Batte i piedi a terra e sbuffa, poi si lascia scivolare pigramente sulla sedia, fino a che sporgono a malapena solo i suoi occhi dal tavolo. Appena lo noto vorrei ridere, ma distruggerei tutto il lavoro che ho fatto fin ora per farle capire che è una cosa seria.

«Cosa leggi?» mi domanda improvvisamente colta da curiosità, ma a malapena la sento. Sono troppo concentrato, forse ho finalmente trovato qualcosa di importante! Qui si parla di bambini scambiati, e di altre strane abitudini delle streghe. Leggo più nel dettaglio e trovo dove sono avvenuti gli ultimi avvistamenti delle streghe, e dove si crede che abitino.

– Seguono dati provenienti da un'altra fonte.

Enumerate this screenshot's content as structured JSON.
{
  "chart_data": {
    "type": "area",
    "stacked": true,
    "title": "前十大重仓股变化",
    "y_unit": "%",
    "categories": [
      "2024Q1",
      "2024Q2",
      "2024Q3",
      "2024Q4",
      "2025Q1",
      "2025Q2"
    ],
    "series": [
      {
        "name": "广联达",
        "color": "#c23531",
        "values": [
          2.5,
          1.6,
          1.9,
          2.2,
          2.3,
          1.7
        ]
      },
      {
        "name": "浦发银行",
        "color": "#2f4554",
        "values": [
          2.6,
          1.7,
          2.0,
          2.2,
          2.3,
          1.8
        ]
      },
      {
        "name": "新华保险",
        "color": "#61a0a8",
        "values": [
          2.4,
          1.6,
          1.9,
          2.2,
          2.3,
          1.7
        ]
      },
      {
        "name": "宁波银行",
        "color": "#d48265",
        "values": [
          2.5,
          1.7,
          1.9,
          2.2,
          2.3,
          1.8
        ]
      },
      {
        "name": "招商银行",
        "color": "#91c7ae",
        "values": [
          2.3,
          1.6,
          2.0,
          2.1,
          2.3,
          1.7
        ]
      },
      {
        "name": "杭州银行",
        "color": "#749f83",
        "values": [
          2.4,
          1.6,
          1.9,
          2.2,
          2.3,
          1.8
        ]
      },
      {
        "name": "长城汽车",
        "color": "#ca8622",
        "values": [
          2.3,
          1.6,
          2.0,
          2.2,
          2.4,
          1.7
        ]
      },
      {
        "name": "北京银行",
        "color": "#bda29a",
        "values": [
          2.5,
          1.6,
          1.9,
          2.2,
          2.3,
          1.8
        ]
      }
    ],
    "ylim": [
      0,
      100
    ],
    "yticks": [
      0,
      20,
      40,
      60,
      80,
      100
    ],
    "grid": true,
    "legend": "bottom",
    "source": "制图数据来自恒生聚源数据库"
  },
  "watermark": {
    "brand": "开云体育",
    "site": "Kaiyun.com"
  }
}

Soddisfatto chiudo di scatto il libro, e guardo Junie, che a sua volta mi fissa sorpresa. Cerco di nascondere il mio sorriso e le annuncio che finalmente è libera di scegliere la nostra prossima meta. In un attimo il suo viso si illumina e salta in piedi facendo spostare rumorosamente la sedia.

La bibliotecaria ci lancia un’ altra occhiataccia, ma la ignoriamo beatamente. Il tempo di rimettere in ordine la catasta di volumi che avevo accumulato, e siamo fuori.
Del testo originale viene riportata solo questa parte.